In 2020, 771 million people lacked access to clean drinking water. Building new water projects, such as handpumps and small piped systems, is the primary operational response by many nongovernmental organizations (NGOs) to bring people their first access to clean water in rural areas of developing countries. Based on knowledge gained from our collaboration with a local NGO and an international NGO and field research in Ethiopia, our research studies where to build new water projects optimally. We first develop a decentralized water project location optimization model based on current practice of a decentralized decision-making and project management system and an equal per-beneficiary budget. We further propose three new models to improve both water access and equity: a minimax model, an equitable budget model, and a centralized model that leverages the existing community involvement. Through numerical studies, we compare the model solutions and generate recommendations for NGOs. Last, motivated by the current civil war in Ethiopia, we develop a stochastic model to study how to improve drinking water access while mitigating the negative impact of water project supply shocks such as war. Our work studies the previously overlooked problem of drinking water access in rural areas of developing countries. It provides a generalizable and scalable methodology and managerial insights to NGOs building new water projects by combining large geo-coded data sets and field data.

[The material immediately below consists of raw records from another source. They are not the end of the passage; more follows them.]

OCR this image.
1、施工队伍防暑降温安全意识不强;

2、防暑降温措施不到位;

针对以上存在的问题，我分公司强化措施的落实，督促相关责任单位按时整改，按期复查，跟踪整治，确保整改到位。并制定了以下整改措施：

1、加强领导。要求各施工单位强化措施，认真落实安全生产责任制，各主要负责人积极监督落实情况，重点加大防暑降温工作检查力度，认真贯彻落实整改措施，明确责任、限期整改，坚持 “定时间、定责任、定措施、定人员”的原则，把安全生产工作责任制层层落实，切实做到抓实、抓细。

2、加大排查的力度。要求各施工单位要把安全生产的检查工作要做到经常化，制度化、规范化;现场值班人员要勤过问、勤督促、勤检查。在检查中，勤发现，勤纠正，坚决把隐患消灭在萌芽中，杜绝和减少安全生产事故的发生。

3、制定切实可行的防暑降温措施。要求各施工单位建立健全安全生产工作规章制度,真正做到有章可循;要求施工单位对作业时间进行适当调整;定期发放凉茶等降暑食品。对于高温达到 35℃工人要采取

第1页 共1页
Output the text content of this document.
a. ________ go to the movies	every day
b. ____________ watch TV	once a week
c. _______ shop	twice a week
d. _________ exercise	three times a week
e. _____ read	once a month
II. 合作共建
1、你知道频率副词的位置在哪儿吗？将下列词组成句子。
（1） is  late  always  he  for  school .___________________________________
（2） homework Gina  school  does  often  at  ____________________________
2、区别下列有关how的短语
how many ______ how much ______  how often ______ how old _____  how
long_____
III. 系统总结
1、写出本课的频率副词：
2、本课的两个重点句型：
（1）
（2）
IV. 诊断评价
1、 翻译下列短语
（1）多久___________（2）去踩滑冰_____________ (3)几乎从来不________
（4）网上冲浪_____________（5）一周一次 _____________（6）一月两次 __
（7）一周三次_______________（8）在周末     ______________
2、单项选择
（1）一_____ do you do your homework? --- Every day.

Spatial Price Integration in Commodity Markets with Capacitated Transportation Networks

Ian Yihang Zhu

University of Toronto, i.zhu@mail.utoronto.ca

Advisor: Timothy C. Y. Chan, University of Toronto

Spatial price integration is extensively studied in commodity markets as a means of examining the degree of integration between regions of a geographically diverse market. Many commodity markets that are commonly studied are supported by stable and well-defined transportation networks. In this paper, we analyze the relationship between spatial price integration, that is, the distribution of prices across geographically distinct locations in the market and the features of the underlying transportation network. We characterize this relationship and show that price integration is strongly influenced by the characteristics of the network, especially when there are capacity constraints on links in the network. Our results are summarized using a price decomposition that explicitly isolates the influences of market forces (supply and demand), transportation costs, and capacity constraints among a set of equilibrium prices. We use these theoretical insights to develop a unique discrete optimization methodology to capture spatiotemporal price variations indicative of underlying network bottlenecks. We apply the methodology to gasoline prices in the southeastern United States, where the methodology effectively characterizes the price effects of a series of well-documented network and supply chain disruptions, providing important implications for operations and supply chain management.